El 13 de febrero de 1808 el ejército francés del general Duhesme había entrado pacíficamente en Barcelona y había desplegado una amplia red de agentes bonapartistas que, en poco tiempo, tendrían identificados y vigilados a los elementos de ideología más reaccionaria de la ciudad, considerados los principales opositores a la nueva administración. Sería precisamente uno de estos agentes, el capitán francés Provana, que conseguiría introducirse en el núcleo de la conspiración y, con el jefe de policía Casanova, la desarticularía. Aulet, Massana y Navarro serían detenidos en casa del primero. Y los clérigos, en el convento de su orden en la plaza de Santa Anna. En aquella última operación, conseguirían zafarse los también clérigos Ofarril, Mora, Foxà, Rovira y Morera.

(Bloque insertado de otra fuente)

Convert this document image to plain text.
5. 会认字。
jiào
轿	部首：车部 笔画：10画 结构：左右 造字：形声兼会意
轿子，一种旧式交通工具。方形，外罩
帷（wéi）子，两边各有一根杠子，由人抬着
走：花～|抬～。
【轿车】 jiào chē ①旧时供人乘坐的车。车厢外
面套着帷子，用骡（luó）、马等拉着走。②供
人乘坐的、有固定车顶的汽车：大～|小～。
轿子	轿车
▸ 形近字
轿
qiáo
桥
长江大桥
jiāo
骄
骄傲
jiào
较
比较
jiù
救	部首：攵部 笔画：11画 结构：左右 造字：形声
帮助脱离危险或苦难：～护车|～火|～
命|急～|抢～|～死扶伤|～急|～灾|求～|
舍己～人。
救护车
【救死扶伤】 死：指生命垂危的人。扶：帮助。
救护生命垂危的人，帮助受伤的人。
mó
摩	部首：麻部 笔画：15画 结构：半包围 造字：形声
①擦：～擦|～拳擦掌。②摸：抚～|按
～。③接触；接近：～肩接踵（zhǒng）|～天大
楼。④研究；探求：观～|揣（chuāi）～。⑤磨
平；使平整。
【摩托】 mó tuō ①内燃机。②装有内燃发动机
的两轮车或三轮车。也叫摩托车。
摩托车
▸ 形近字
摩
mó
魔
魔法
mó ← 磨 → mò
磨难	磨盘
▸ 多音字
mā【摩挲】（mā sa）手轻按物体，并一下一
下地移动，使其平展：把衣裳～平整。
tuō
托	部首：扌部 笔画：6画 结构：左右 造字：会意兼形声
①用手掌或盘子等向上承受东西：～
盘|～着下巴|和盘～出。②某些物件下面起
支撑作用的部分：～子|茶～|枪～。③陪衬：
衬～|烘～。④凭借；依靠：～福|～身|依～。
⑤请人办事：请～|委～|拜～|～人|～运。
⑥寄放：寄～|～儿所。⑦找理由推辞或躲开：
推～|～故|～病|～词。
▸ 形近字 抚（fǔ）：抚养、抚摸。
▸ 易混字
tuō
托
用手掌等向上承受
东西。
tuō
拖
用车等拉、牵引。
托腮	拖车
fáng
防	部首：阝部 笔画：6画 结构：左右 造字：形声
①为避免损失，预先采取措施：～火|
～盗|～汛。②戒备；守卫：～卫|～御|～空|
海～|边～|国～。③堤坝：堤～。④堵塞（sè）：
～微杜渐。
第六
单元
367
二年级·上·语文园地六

El juicio que siguió a las detenciones, instruido por Madinabeytia —regente de la Audiencia del nuevo régimen— y que precedió a las ejecuciones, dirigidas por el general Porte —comandando militar de la plaza—, tuvo un gran eco y fue objeto de un importante debate social. Y aunque buena parte de las clases mercantiles e intelectuales de la ciudad estaban comprometidas con la nueva administración bonapartista (como, por ejemplo, el comerciante y emprendedor Erasme de Gòmina, uno de los hombres más ricos del país), aquellas ejecuciones fueron duramente reprobadas por el conjunto de la sociedad barcelonesa. Poco después de aquellas ejecuciones, el régimen napoleónico promovió el desembarque de 2.700 funcionarios procedentes de París.